Growing up in the 80’s, on the heels of the second-wave feminist movement, I assumed that by the time I joined the workforce, there would be gender equality in executive leadership roles. Today, however, this is not the case. Women receive the majority of bachelor’s, master’s, and doctoral degrees, yet represent only 2.4 percent of Fortune 500 CEOs and 17 percent of elected government positions. Now is the time to capitalize on the strides made in education equality to accelerate the advancement of women into leadership.

Organizations with a significant number of women in leadership roles are known to make better decisions and ultimately achieve greater financial success. Yet as Sheryl Sandberg, COO of Facebook, describes, we as women, have a tendency to underestimate our abilities, don’t negotiate for ourselves, and often attribute our success to factors other than our performance.

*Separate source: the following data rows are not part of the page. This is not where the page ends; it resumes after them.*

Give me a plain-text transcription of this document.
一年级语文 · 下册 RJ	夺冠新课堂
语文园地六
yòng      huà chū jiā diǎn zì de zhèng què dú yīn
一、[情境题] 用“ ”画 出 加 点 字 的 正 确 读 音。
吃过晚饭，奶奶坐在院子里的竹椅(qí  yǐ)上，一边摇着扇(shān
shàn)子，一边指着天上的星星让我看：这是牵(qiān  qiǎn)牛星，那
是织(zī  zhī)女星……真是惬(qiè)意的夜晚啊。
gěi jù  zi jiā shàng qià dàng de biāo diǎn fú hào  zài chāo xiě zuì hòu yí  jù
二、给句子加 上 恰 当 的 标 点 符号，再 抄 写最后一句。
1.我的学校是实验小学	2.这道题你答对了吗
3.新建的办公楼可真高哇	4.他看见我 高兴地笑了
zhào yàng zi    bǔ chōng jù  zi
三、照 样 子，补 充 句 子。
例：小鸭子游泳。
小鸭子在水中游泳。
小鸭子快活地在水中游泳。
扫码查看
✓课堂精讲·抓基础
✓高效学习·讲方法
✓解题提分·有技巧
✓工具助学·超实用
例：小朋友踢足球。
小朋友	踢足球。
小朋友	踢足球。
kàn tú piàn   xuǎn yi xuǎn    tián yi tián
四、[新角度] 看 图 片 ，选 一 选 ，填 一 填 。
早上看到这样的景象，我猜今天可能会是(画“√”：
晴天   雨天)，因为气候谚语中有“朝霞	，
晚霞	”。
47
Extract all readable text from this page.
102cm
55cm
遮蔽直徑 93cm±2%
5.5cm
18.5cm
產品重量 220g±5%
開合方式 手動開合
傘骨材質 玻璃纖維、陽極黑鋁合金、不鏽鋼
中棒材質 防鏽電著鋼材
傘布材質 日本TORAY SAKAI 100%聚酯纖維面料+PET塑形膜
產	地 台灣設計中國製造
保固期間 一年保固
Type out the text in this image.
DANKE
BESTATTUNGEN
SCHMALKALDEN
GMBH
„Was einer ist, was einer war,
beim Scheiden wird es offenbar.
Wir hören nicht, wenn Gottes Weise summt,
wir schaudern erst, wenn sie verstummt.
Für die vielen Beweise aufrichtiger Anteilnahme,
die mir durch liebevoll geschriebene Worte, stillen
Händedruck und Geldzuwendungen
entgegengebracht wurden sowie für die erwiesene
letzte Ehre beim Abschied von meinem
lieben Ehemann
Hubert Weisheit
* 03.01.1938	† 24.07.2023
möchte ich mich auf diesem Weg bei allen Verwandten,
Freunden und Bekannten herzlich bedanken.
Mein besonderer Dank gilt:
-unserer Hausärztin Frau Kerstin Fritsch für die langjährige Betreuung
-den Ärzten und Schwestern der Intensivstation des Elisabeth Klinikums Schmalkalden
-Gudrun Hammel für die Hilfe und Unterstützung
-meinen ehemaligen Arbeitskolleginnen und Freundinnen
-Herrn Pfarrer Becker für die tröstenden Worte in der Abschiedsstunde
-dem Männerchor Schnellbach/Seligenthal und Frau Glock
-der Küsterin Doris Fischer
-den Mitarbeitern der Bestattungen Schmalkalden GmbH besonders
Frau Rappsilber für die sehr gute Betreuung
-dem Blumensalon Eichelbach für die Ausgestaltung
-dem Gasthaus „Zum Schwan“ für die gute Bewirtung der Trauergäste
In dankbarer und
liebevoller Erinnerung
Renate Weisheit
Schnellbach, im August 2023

We must move beyond these innate tendencies that deter women from leadership roles. I am passionate about this topic and have continued my education outside the classroom in search of a solution. Here are four lessons I’ve learned:
Have a sponsor. Five years ago I found a sponsor who supports me with her own influence as a leader. She is an incredible advocate who provides recognition and feedback needed to fuel my own ambition.

Support each other. I’ve built a network of women who have the same goal in mind—to support and encourage each other. Close supportive relationships between women who are working through similar issues at work and at home will increase the number of women remaining in the workforce.

Be dedicated to learning and growth. It has taken me a long time to recognize and harness my innate talents and to figure out where I need to grow. Leveraging my strengths and addressing my weaknesses through education, clearly-established goals, and action allows me to be accountable for my own development.

Finally, support the next generation. I’ve done this by chairing a community initiative called InfluenceHer. We focus on educating girls about the importance of academic success, leadership, and health and wellness. Not only do we make a difference in the lives of girls, we encourage women of influence to join together to engage and empower the next generation.